Elle raconta le ressenti de son expérience à Sati.
-J'ai vraiment eu l'impression qu'ils avaient besoin d'un sauveur…Quelques uns mettent encore des espoirs dans le Sentier d'Or, mais beaucoup le traitent de « ramassis de gorilles » désireux de vengeance…
Aujourd'hui, j'ai pu assister à une incinération…ça…brûlait ma curiosité, si je puis dire…la sœur du défunt m'a dit que c'était arrivé suite à un affrontement entre les deux camps…
J'ai admiré leurs sourires…mais ça fait vraiment mal de ressentir leur peine…crois-tu que leurs souffrances s'arrêteront un jour ?
-Je ne peux malheureusement pas te répondre, ma chérie. Il faudrait un véritable miracle pour que tout s'arrête.
-Dis, Sati…si jamais, je…je deviens assez forte…crois-tu que je pourrais tous les sauver ? Ou trouver un terrain d'entente ?
-Ton aspiration à la paix est admirable. Malheureusement, je doute que tu réussisses sur tous les plans…ce conflit existe depuis bien trop longtemps. Même Pagan est las de cette situation, mais comme il tient cette « organisation » pour responsable de sa peine, il continue à se battre.
-Hm…Il serait peut-être temps qu'il se libère du passé, non ?
-Il n'y arrive pas…il tenait trop aux sentiments qu'il a ressenti au temps où il était avec Ishwari et Lakshmana. Il est normal qu'il tienne à faire payer ceux qui ont contribué à lui arracher son sourire.
-Je peux comprendre ça, mais rien ne lui rendra ses êtres chers…
Sati avait les larmes aux yeux. Aliya lui prit la main et la couvrit d'un regard rassurant.
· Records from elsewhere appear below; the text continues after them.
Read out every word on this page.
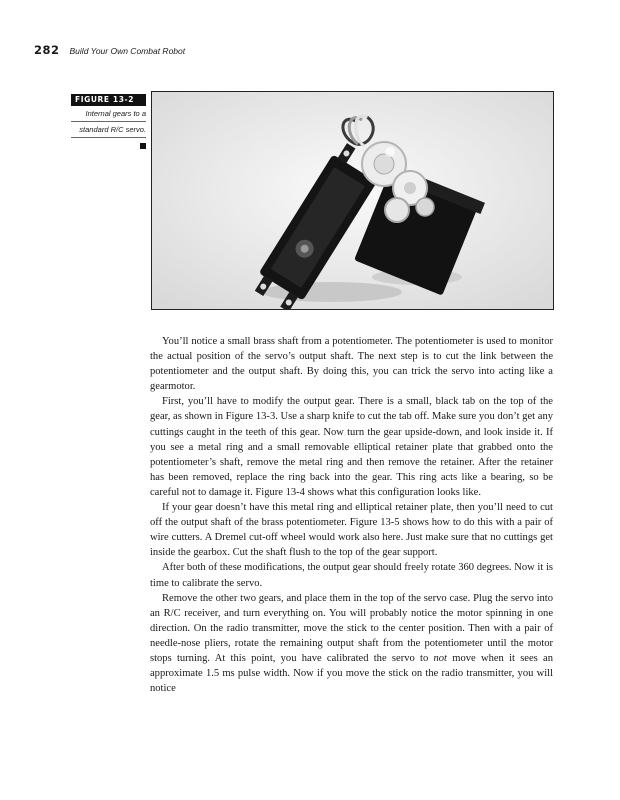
282 Build Your Own Combat Robot
FIGURE 13-2
Internal gears to a
standard R/C servo.

You’ll notice a small brass shaft from a potentiometer. The potentiometer is used to monitor the actual position of the servo’s output shaft. The next step is to cut the link between the potentiometer and the output shaft. By doing this, you can trick the servo into acting like a gearmotor.

First, you’ll have to modify the output gear. There is a small, black tab on the top of the gear, as shown in Figure 13-3. Use a sharp knife to cut the tab off. Make sure you don’t get any cuttings caught in the teeth of this gear. Now turn the gear upside-down, and look inside it. If you see a metal ring and a small removable elliptical retainer plate that grabbed onto the potentiometer’s shaft, remove the metal ring and then remove the retainer. After the retainer has been removed, replace the ring back into the gear. This ring acts like a bearing, so be careful not to damage it. Figure 13-4 shows what this configuration looks like.

If your gear doesn’t have this metal ring and elliptical retainer plate, then you’ll need to cut off the output shaft of the brass potentiometer. Figure 13-5 shows how to do this with a pair of wire cutters. A Dremel cut-off wheel would work also here. Just make sure that no cuttings get inside the gearbox. Cut the shaft flush to the top of the gear support.

After both of these modifications, the output gear should freely rotate 360 degrees. Now it is time to calibrate the servo.

Remove the other two gears, and place them in the top of the servo case. Plug the servo into an R/C receiver, and turn everything on. You will probably notice the motor spinning in one direction. On the radio transmitter, move the stick to the center position. Then with a pair of needle-nose pliers, rotate the remaining output shaft from the potentiometer until the motor stops turning. At this point, you have calibrated the servo to not move when it sees an approximate 1.5 ms pulse width. Now if you move the stick on the radio transmitter, you will notice
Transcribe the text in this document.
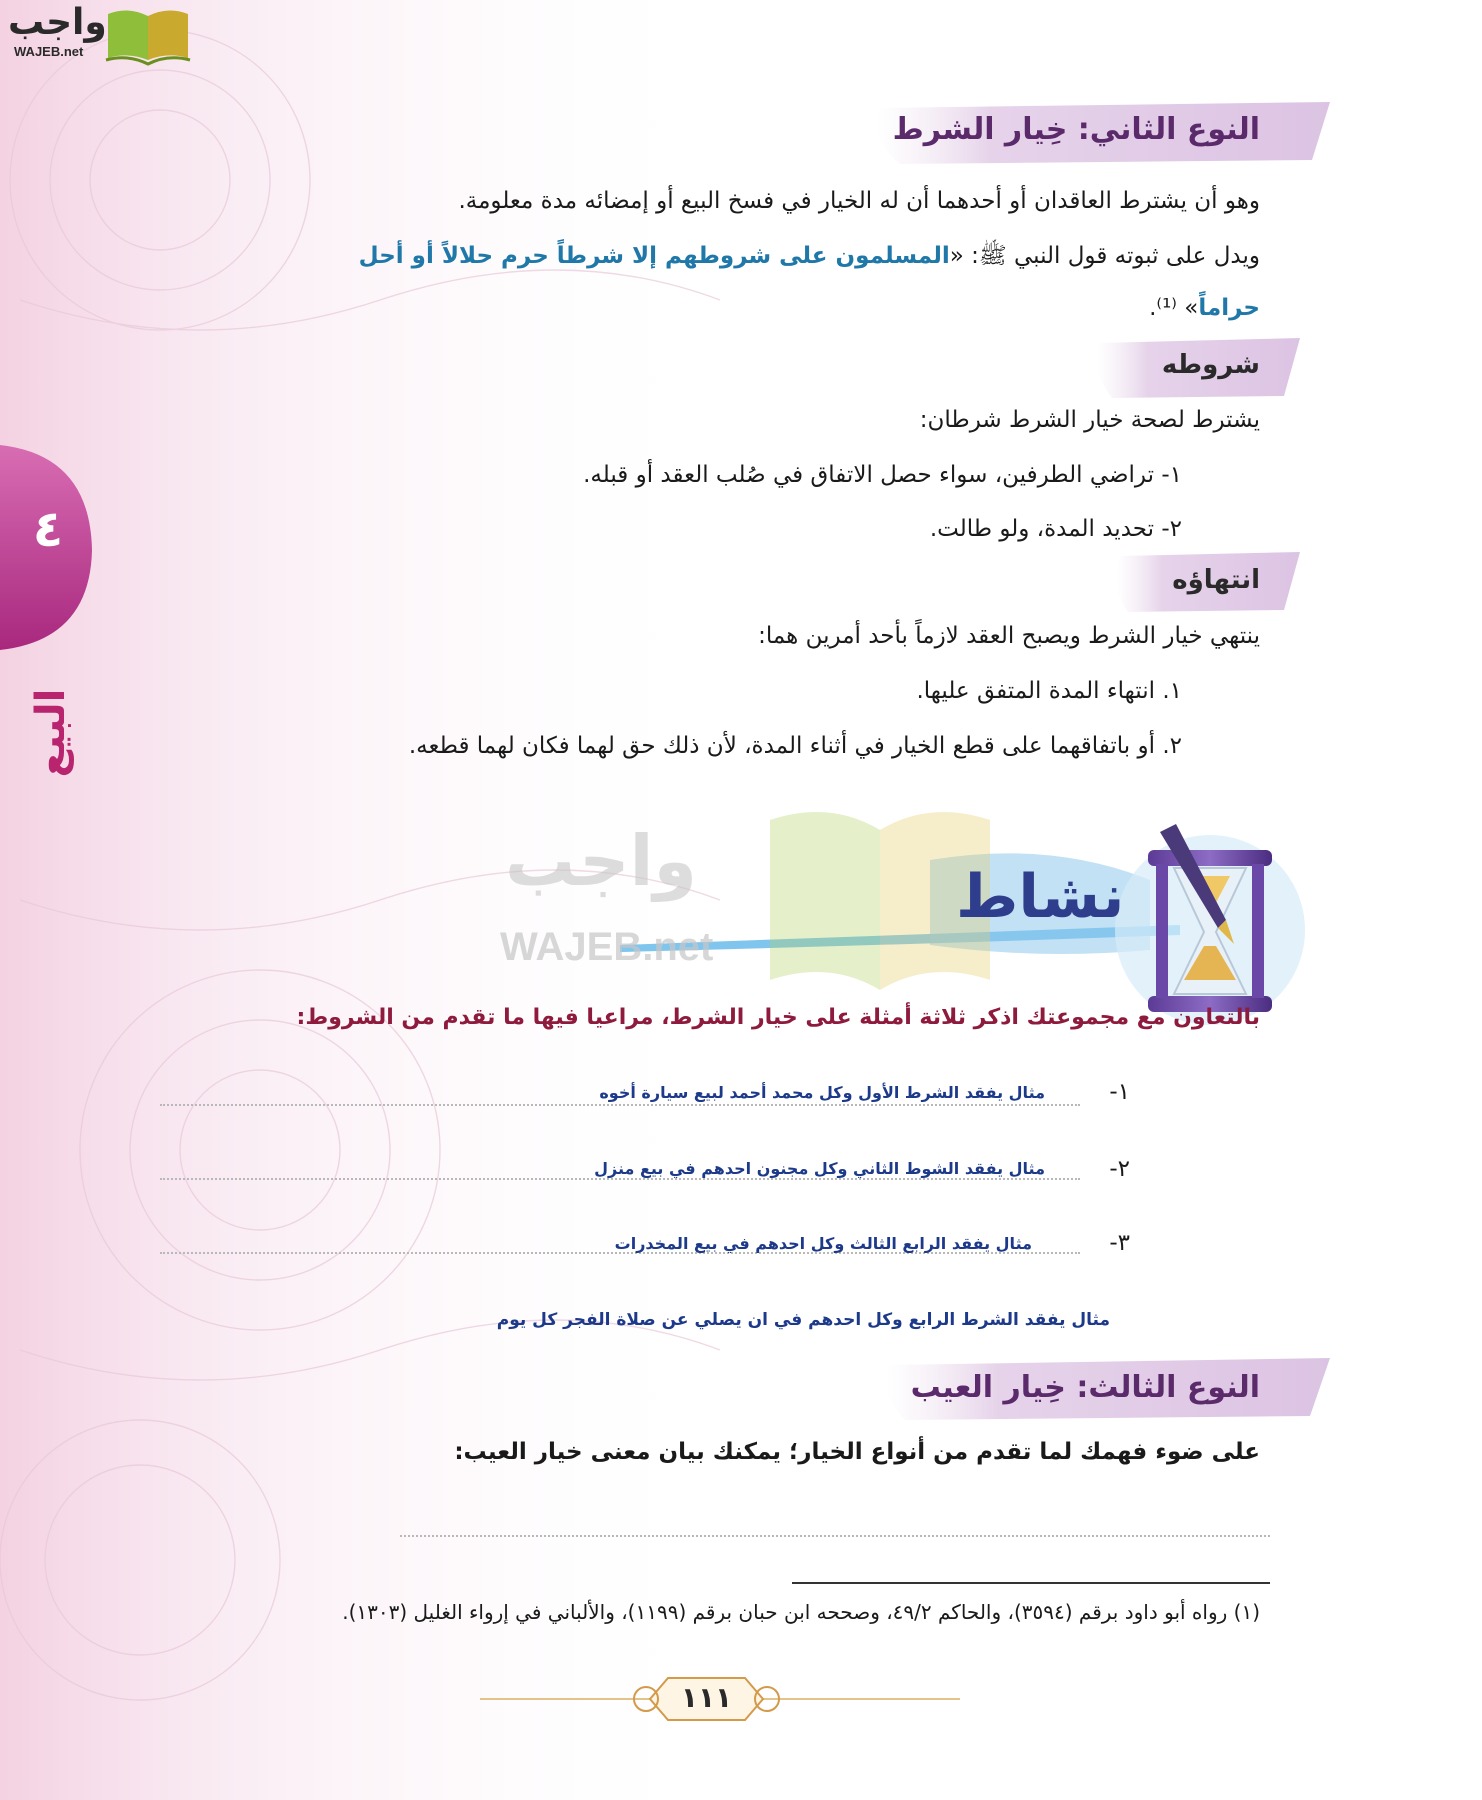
واجب
WAJEB.net
٤
البيع
النوع الثاني: خِيار الشرط
وهو أن يشترط العاقدان أو أحدهما أن له الخيار في فسخ البيع أو إمضائه مدة معلومة.
ويدل على ثبوته قول النبي ﷺ: «المسلمون على شروطهم إلا شرطاً حرم حلالاً أو أحل
حراماً» ⁽¹⁾.
شروطه
يشترط لصحة خيار الشرط شرطان:
١- تراضي الطرفين، سواء حصل الاتفاق في صُلب العقد أو قبله.
٢- تحديد المدة، ولو طالت.
انتهاؤه
ينتهي خيار الشرط ويصبح العقد لازماً بأحد أمرين هما:
١. انتهاء المدة المتفق عليها.
٢. أو باتفاقهما على قطع الخيار في أثناء المدة، لأن ذلك حق لهما فكان لهما قطعه.
واجب
WAJEB.net
نشاط
بالتعاون مع مجموعتك اذكر ثلاثة أمثلة على خيار الشرط، مراعيا فيها ما تقدم من الشروط:
١-
مثال يفقد الشرط الأول وكل محمد أحمد لبيع سيارة أخوه
٢-
مثال يفقد الشوط الثاني وكل مجنون احدهم في بيع منزل
٣-
مثال يفقد الرابع الثالث وكل احدهم في بيع المخدرات
مثال يفقد الشرط الرابع وكل احدهم في ان يصلي عن صلاة الفجر كل يوم
النوع الثالث: خِيار العيب
على ضوء فهمك لما تقدم من أنواع الخيار؛ يمكنك بيان معنى خيار العيب:
(١) رواه أبو داود برقم (٣٥٩٤)، والحاكم ٤٩/٢، وصححه ابن حبان برقم (١١٩٩)، والألباني في إرواء الغليل (١٣٠٣).
١١١
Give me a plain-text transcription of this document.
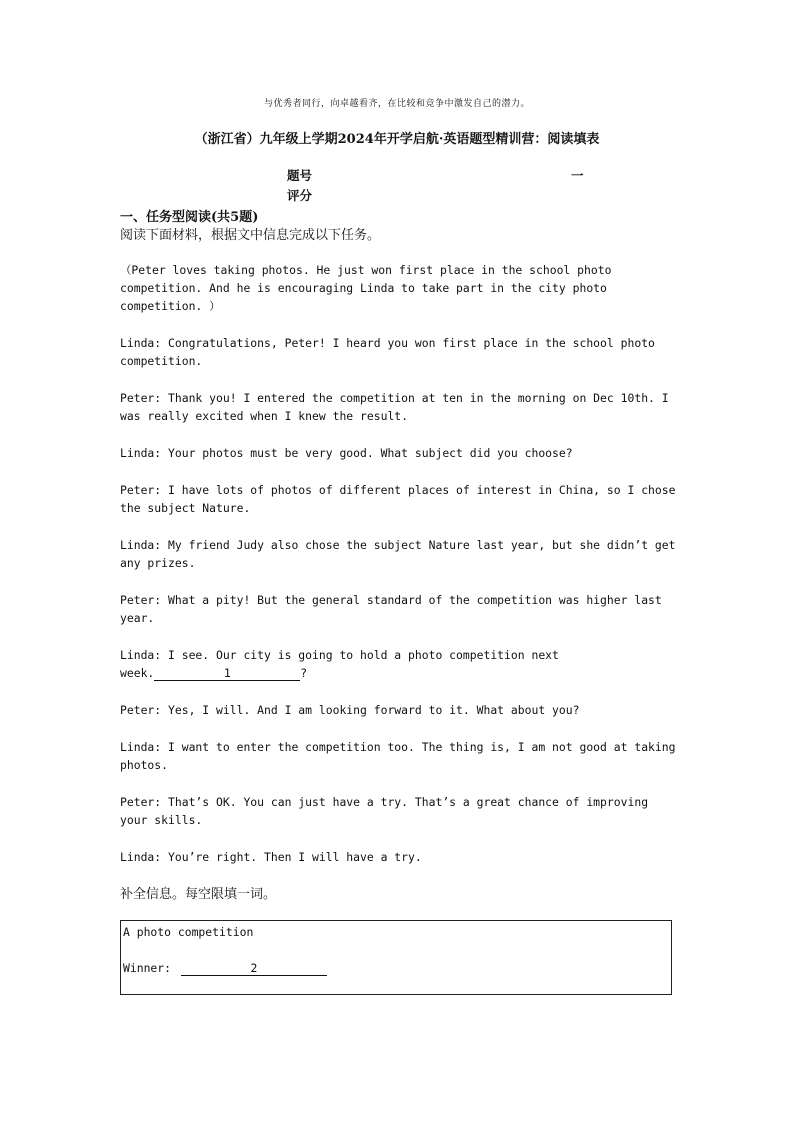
与优秀者同行，向卓越看齐，在比较和竞争中激发自己的潜力。
（浙江省）九年级上学期2024年开学启航·英语题型精训营：阅读填表
题号	一
评分
一、任务型阅读(共5题)
阅读下面材料，根据文中信息完成以下任务。

（Peter loves taking photos. He just won first place in the school photo competition. And he is encouraging Linda to take part in the city photo competition. ）

Linda: Congratulations, Peter! I heard you won first place in the school photo competition.

Peter: Thank you! I entered the competition at ten in the morning on Dec 10th. I was really excited when I knew the result.

Linda: Your photos must be very good. What subject did you choose?

Peter: I have lots of photos of different places of interest in China, so I chose the subject Nature.

Linda: My friend Judy also chose the subject Nature last year, but she didn’t get any prizes.

Peter: What a pity! But the general standard of the competition was higher last year.

Linda: I see. Our city is going to hold a photo competition next week.	1	?

Peter: Yes, I will. And I am looking forward to it. What about you?

Linda: I want to enter the competition too. The thing is, I am not good at taking photos.

Peter: That’s OK. You can just have a try. That’s a great chance of improving your skills.

Linda: You’re right. Then I will have a try.

补全信息。每空限填一词。
A photo competition
Winner:	2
-Je ne te promets pas la lune, mais…si je deviens assez forte, peut-être que je serai capable de rendre le sourire à tout le monde, y compris Min. Personne ne devrait avoir à porter le poids d'une si lourde peine, même pas ce dandy drogué à la couleur rose.
-Tu es vraiment adorable. Veille toutefois à rester réaliste, d'accord ? N'en fais pas trop.
-Je vais essayer.
Elles se sourirent.
Quelques temps avant de se coucher, quelqu'un frappa à la porte. Aliya, intriguée, se leva pour l'ouvrir.
-Ma chère colombe…
-…
-Je souhaitais prendre connaissance de l'état de ta blessure.
-Je ne sens plus rien.
-Fort bien ! Tu pourras donc commencer ta formation de mercenaire demain, comme prévu ! Es-tu impatiente ?
-Oui, bien que stressée…
-Tout se passera bien.
-Comment pouvez-vous en être aussi sûr ?
-Je le sens.
Il la regardait d'un air confiant. Au fond, elle espérait qu'il ait raison. Il entreprit de partir, en souhaitant une bonne nuit à son petit oiseau.
-Dîtes…
-Oui, très chère ?
-…C'est une maladie, ces vêtements roses ? Ça va quand même jusqu'à votre peignoir…
-Cette couleur est très importante à mes yeux. Et puis, ne me va-t-elle pas à la perfection ?
-…Vous n'êtes qu'un grand narcissique.
-Je prends ça pour un compliment ! Dors bien, ma douce.
Il s'éloigna. Aliya se posa sur son lit et tenta de trouver cette fameuse valeur qu'il apportait à la douce couleur.
Ah…douce couleur…alors quelque chose de doux ? Elle leva la tête et contemplait un bouquet sur une console. D'abord rêveuse, elle finit par faire le rapprochement à la vue de la rose. Un doux amour. Elle esquissa un tendre sourire avant de fermer les yeux et penser à sa première journée d'entraînement.